If I'm reading this correctly, it's not making any particular claim with respect to text labeled human generated. What it's saying is that if it claims the text is machine generated, it's highly likely that it actually is.

akie · on Jan 24, 2024

The article you're commenting on actually states in its abstract:

> Over a wide range of document types, Binoculars detects over 90% of generated samples from ChatGPT (and other LLMs) at a false positive rate of 0.01%, despite not being trained on any ChatGPT data.

svara · on Jan 24, 2024

Since you say you're knowledgeable on this, here's a question: If you have access to the model, wouldn't it be possible to inspect the sequence of token probabilities for a piece of text and derive from this a probability that the text was produced by that model at a given temperature? It would seem intuitive that the exact token probabilities are model specific and can be used to identify a model from its output given enough data.

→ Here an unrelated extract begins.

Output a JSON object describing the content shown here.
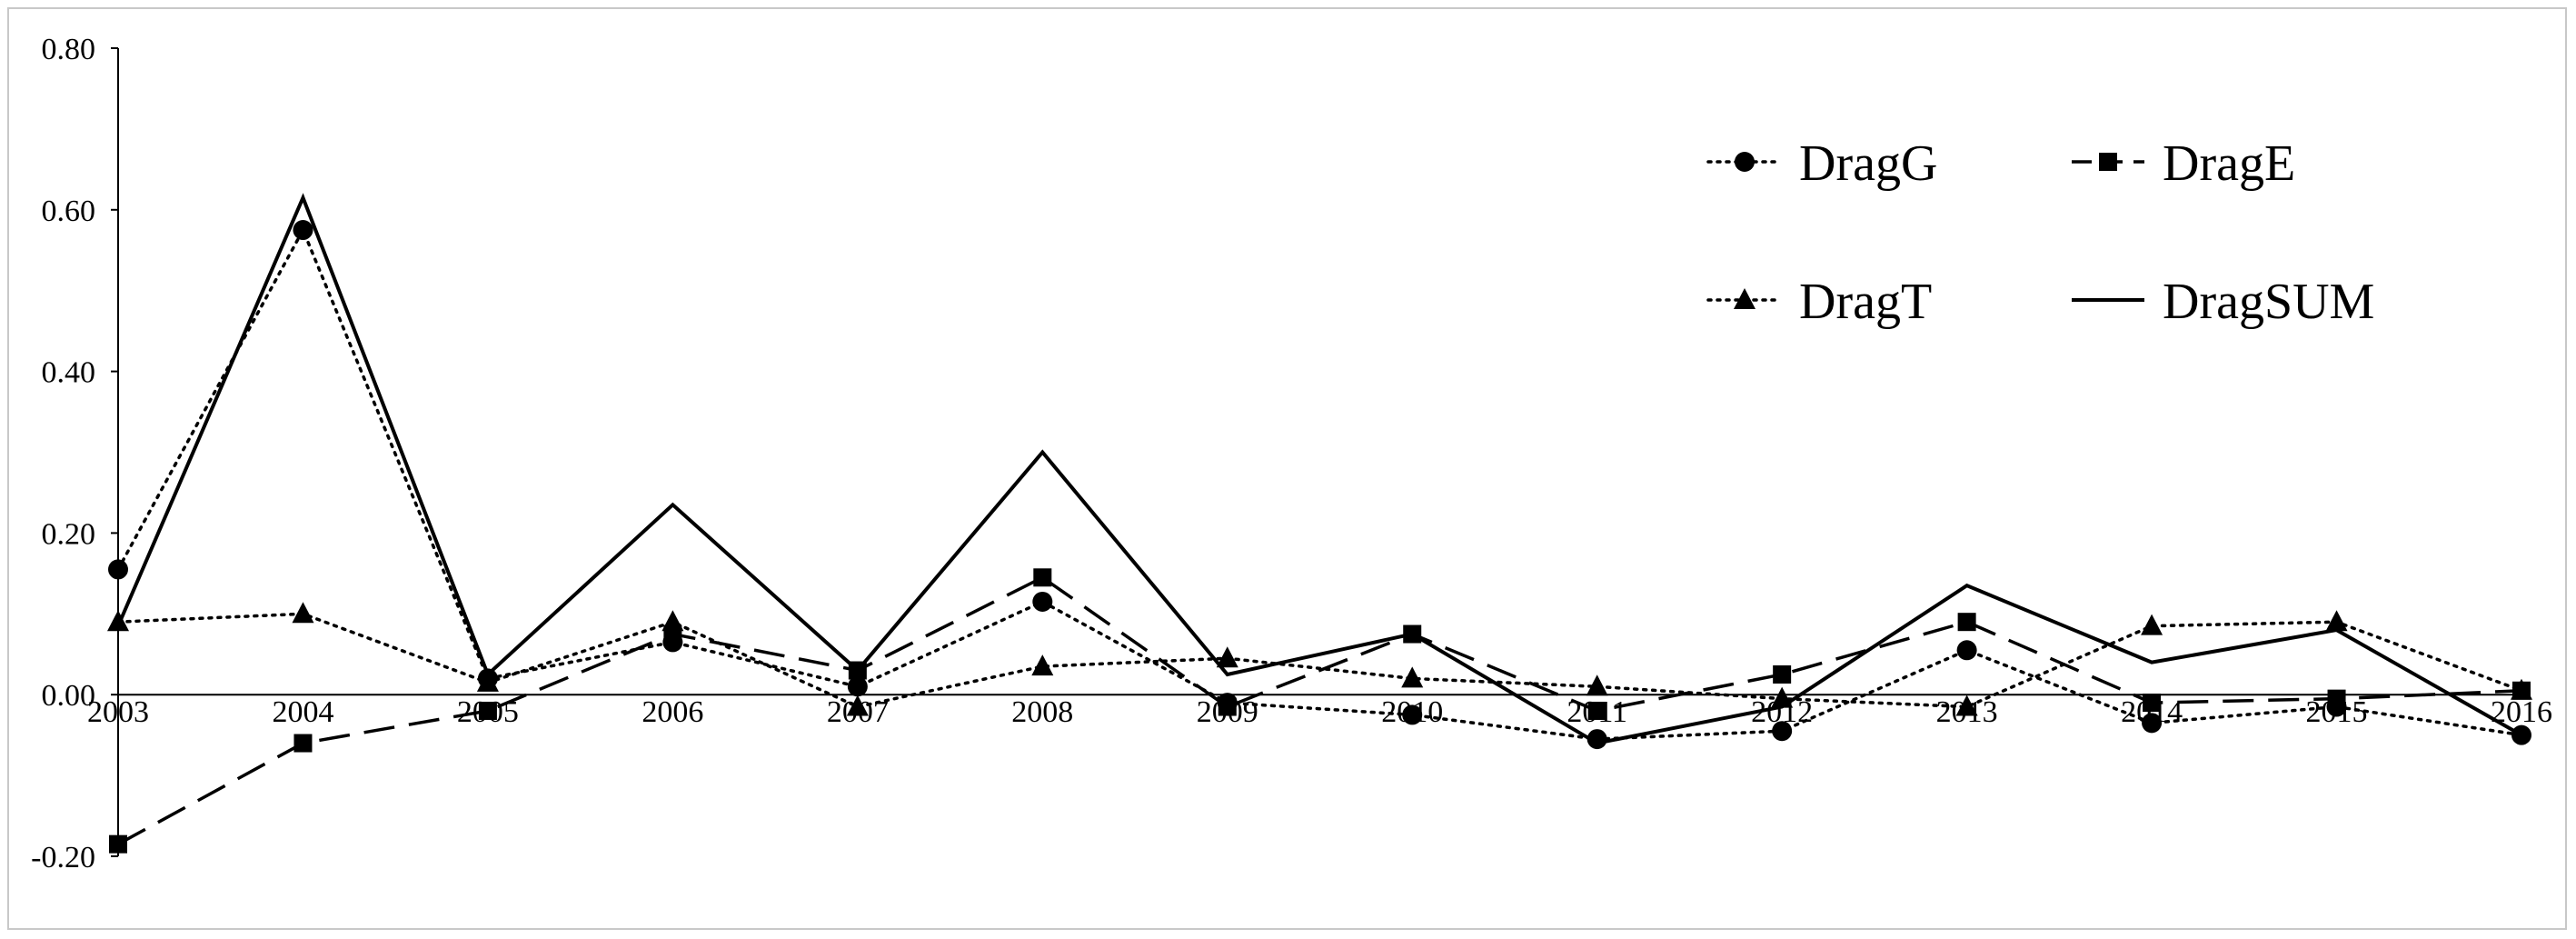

I suppose an issue with this might be that an unknown prompt would add a lot of "hidden" information, but you could probably start from a guess or multiple guesses at the prompt.

thomasahle · on Jan 24, 2024

That's pretty much how most of these methods work. It just doesn't work very well because good models have a reasonable probability of generating lots of different texts. So you don't get very different numbers on AI and Human generated texts. After all the models are trained to learn the probability distribution of exactly Human text.

dartharva · on Jan 24, 2024

It can be useful for small-scale verification in academics - TAs and schoolteachers can use it to ensure the assignments and homework submitted were actually worked on. Yes, an incumbent can spend more time and brains on making it look authentic despite using LLMs but you've already gone past a typical tardy student's usage pattern at that point - if she is too lazy to do her homework she can be safely assumed to be too lazy to spend time refining her prompts and weights as well.

StrauXX · on Jan 24, 2024

I would not want to trust grades, in some cases even decisions about pass or fail, to a system which is prone to false positives.

_puk · on Jan 24, 2024

Agreed, we shouldn't trust the system, but using it as a bloom filter to flag those that should be reviewed manually seems warranted.

If all we're getting is false positives then it can be used to reduce the workload.

If we also get false negatives then we'd be better off using existing techniques (manual or otherwise).

a_bonobo · on Jan 24, 2024

How do you do this manual review? How can a human spot LLM-generated text? The internet is full of horror stories of good students getting failing grades due to false positive LLM detectors where the manual review was cursory at best.

gmerc · on Jan 24, 2024

Or you know, assess people fairly face to face.

klyrs · on Jan 24, 2024

Which we know to be unfair due to learned biases...

timinou · on Jan 24, 2024

I am curious actually! In general about your experiments, but also about integrating this detection algorithm to wider systems. Did you run any autogpt-like experiments with the AI generated text as a critique? My use case is a bit different (decision-making), so I play with relative plausibility instead of writing style. But I haven't found convincing ways of "converging" quite yet, i.e. benchmarks that don't rely solely on LLMs themselves to give their output.

adaboese · on Jan 24, 2024

To clarify, the style experiment I've referenced earlier was just that – an experiment. I did not implement those methods into my software. Instead, I focused on how to eliminate things like 'talking with authority without evidence', 'contradictions', 'talking in extremely abstract concepts', 'conclusions without insights', etc.

If you need a dataset to benchmark against, download any articles from pre 2017. There are a few ready-made datasets floating around the Internet.

neurostimulant · on Jan 24, 2024

Grammarly is used a lot by non-native English speakers translating their papers to English. I wonder how difficult publishing papers would be if AI checks become commonplace in the future.

3abiton · on Jan 24, 2024

Please go more ibto details on thos expeeiments!